Migraine : Manifestations, Pathogenesis, and Management: Manifestations, Pathogenesis, and Management
Physiology and Biophysics Robert A. Davidoff Professor of Neurology, and Molecular and Cellular Pharmacology at University of Miami School of Medicine
Oxford University Press, USA, Feb 14, 2002 - Medical - 536 pages
Migraine: Manifestations, Pathophysiology, and Management, Second Edition, is a much expanded, updated monograph that focuses in detail on migraine's diverse variations, its pathophysiology, and its treatment. Authored by a clinician/scientist who himself suffers from migraine, the book's premise is that the clinical significance of migraine and its treatment are intelligible only if the physician understands the anatomical, physiological, and pharmacological factors underlying both head pain and the other manifestations of migraine. The book provides clear clinical descriptions of the myriad of specific migraine syndromes, and discusses the rationale for, and elements of, a sensitive, inclusive patient history.
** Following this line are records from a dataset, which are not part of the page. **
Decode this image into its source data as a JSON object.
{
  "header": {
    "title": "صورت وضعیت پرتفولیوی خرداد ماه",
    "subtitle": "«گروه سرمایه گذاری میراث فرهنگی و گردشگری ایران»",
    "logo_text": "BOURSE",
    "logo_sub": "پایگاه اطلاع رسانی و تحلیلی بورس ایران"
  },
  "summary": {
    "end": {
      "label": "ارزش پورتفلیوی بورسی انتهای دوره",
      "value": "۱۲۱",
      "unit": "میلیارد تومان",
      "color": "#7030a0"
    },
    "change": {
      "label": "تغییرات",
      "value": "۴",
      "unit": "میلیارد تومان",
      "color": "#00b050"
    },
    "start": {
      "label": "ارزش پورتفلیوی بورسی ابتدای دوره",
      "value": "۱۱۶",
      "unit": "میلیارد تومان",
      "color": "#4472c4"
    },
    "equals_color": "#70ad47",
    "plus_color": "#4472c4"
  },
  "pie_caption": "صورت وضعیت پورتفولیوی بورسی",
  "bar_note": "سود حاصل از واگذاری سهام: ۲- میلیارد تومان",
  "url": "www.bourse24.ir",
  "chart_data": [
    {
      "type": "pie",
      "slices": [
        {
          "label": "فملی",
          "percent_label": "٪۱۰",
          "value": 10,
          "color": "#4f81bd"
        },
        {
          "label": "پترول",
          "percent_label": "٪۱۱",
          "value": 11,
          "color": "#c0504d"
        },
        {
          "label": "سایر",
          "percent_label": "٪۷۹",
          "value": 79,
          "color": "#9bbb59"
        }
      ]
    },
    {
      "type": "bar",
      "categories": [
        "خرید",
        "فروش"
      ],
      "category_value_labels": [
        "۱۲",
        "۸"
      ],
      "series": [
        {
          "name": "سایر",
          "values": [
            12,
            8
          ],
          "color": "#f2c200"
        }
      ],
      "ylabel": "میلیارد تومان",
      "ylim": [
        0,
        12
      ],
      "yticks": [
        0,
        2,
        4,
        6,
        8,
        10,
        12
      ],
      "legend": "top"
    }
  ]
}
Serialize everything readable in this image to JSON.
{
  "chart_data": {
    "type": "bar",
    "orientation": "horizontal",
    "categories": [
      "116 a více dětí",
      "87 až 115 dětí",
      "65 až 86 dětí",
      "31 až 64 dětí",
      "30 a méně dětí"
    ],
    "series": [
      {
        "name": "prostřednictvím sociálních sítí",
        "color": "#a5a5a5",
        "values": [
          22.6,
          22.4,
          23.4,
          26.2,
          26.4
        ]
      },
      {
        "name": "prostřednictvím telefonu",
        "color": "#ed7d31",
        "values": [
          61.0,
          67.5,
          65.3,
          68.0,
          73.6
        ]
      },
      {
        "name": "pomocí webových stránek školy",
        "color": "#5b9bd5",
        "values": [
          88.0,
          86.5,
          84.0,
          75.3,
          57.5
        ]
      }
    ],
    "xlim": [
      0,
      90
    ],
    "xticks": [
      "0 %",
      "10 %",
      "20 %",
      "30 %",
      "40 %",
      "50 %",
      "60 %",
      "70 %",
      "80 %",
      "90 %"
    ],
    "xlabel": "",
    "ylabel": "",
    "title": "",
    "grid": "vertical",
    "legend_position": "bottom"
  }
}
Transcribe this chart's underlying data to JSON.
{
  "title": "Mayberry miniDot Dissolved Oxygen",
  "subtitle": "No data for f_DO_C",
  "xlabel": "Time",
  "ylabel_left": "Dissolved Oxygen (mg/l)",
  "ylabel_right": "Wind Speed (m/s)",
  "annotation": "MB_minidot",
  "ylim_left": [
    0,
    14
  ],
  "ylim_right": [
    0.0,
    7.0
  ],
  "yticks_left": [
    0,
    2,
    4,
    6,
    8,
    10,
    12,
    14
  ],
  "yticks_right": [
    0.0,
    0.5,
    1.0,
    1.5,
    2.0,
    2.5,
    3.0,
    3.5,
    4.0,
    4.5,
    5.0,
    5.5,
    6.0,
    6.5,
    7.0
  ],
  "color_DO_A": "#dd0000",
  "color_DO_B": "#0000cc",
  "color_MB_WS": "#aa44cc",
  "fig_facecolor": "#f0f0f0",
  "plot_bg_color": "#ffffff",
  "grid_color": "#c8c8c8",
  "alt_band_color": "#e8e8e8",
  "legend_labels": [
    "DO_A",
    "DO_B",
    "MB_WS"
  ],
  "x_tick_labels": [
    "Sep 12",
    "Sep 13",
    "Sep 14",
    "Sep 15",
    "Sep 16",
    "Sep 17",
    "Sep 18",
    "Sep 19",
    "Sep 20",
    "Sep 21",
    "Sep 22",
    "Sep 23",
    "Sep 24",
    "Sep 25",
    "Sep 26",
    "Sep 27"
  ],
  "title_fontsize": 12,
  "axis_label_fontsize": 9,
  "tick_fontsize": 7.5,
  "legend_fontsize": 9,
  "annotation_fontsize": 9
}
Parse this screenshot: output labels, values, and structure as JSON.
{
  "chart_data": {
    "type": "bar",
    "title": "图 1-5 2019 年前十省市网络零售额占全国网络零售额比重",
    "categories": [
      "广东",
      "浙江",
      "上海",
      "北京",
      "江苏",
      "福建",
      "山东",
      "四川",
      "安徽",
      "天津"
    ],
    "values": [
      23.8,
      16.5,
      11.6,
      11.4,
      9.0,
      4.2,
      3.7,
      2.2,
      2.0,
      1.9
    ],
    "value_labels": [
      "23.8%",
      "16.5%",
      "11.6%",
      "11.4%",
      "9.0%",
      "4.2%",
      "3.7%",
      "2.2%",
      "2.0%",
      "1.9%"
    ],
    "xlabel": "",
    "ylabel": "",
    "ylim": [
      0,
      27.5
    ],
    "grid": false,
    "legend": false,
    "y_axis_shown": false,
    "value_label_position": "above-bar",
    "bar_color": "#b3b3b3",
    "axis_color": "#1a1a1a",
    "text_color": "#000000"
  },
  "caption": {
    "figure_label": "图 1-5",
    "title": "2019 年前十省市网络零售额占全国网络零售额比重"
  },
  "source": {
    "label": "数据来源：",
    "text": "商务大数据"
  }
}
Also covered are important but sometimes ignored topics such as environmental triggering of migraine and myofascial syndromes. The Second Edition also bridges the gap between basic science and clinical practice by explaining those substantive advances made in understanding fundamental mechanisms of head pain and aura. Recent knowledge about genetics, hormonal changes, cerebral circulation, nitric oxide, peptides, central sensitization of trigeminal neurons, and the role of periaqueductal gray matter buttress the discussion of basic mechanisms. On the treatment side, the Second Edition reflects the impressive advances in pharmacological approaches to migraine. There is a greatly expanded section on the triptans and their mechanisms of action, and rationales and practical information about the use of all other viable anti-migraine and prophylactic drugs. Psychobiological aspects of stress and stress management, elimination of environmental stimuli, the educational facets of management, and aspects of the patient/physician interaction so crucial in the treatment of migraine are all discussed. Special problems associated with the care of women, children, the elderly, patients with intractable headaches, and emergency department patients are thoroughly reviewed. In sum, this scholarly, well-referenced book offers in one volume a comprehensive scientific and clinical discussion of migraine headache.